As already stated, Hearst was 56 years old when he began construction of Hearst Castle. The average lifespan of an American male in 1919 was 53. For Hearst, he was not too old nor was it ever too late to start something worthwhile. It took William Randolph Hearst and Julia Morgan 27 years to build Hearst Castle. When the last of the construction was completed, Hearst would live another five years before passing away at the age of 88.
In the Gospel of Luke, Jesus compares discipleship to building and battling. You don’t go to battle unless you have the tactical advantage to win, and you don’t build a tower unless you have the resources to finish the project (Luke 14:25-33). The point of this passage is not that we need to have sufficient manpower or money or talent in order to be a disciple. The point is that we need to be all in. A general who engages the enemy in a half-hearted effort is destined to lose the battle.
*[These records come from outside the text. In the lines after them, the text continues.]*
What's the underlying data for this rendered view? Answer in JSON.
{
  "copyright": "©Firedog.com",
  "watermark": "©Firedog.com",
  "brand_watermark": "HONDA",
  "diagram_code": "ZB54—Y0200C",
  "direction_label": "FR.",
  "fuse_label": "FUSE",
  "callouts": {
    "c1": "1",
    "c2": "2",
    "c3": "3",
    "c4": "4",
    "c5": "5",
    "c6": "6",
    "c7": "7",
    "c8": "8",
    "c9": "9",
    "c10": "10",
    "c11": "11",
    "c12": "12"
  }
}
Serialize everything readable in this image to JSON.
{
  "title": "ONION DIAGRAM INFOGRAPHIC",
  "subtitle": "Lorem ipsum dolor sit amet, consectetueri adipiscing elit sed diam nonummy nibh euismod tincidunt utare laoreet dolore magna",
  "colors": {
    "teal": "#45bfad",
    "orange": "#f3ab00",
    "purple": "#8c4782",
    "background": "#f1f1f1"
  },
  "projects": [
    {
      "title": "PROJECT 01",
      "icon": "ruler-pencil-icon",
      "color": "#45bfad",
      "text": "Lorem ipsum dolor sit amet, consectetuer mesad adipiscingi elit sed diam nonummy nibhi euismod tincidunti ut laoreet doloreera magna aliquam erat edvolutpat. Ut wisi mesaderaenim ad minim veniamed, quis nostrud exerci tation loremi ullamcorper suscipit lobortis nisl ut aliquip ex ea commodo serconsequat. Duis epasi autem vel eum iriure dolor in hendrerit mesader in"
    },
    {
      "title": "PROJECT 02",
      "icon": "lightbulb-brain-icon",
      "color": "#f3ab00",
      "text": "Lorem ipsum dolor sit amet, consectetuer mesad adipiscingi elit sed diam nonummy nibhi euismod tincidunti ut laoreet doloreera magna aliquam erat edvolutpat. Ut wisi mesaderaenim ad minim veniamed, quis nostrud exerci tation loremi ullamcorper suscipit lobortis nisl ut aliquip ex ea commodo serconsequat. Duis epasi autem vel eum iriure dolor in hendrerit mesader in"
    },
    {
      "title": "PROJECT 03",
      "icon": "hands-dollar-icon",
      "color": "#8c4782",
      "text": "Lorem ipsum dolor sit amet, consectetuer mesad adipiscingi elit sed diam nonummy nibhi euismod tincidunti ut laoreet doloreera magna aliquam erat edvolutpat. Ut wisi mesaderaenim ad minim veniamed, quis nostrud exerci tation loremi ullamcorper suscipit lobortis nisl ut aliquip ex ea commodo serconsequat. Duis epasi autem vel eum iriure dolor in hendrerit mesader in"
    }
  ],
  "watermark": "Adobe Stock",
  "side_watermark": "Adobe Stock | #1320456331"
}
If William Randolph Hearst had only possessed the resources to lay the foundation for Hearst Castle, the site would be a forgotten monument to folly rather than an estate that has attracted 88 million visitors from around the world since its opening to the public.
Often, we as Christians mistakenly think that we need more of something in order to amount to something for God, but in reality, we only need more of God. And the more that God has of us, the more that we have of Him. As we love Him with heart, soul, mind and strength, we build a work of gold, silver and precious stones as opposed to wood, hay and stubble. The only thing that can limit God are the limitations that we set on our own heart.
If only I had more time … If only I were young again … If only …
William Randolph Hearst was three years past the average lifespan of the men of his generation, and yet he embarked on a project that took him 27 years to complete. He was undaunted by his age and the challenge that it presented. Moses was 80 years old when he led the children out of Egypt and to the gateway of the Promised Land. David wanted to build the Temple, but God would not allow him – not because of his age but because of the wars he had fought. So David spent the latter years of his life preparing the project for his son Solomon to build. He forged alliances, secured materials, and drafted plans for his son’s success.
What vision has God placed in your heart? It is never too late to serve in ministry or go on a mission. We are His building, the apostles and prophets being the foundation and Christ Himself the Chief Cornerstone (1 Corinthians 3:9-11; Ephesians 2:19-22). The people business is our Father’s business. We are building lives and families and ministries. What lifesaving, life-sustaining, life-enhancing project are you investing in? You don’t have to be the architect or financier or founder of the project. There are thousands of people in California and in the U.S. who can point to Hearst Castle and tell stories of how their grandparents or great-grandparents helped build or maintain the national landmark. The castle is the legacy of all those who were involved in its construction and maintenance just as the church is a legacy to all who serve. William Randolph Hearst built a palace to the glory of man. We build people to the glory of God. It’s never too late to start building or preparing the way for someone else to build.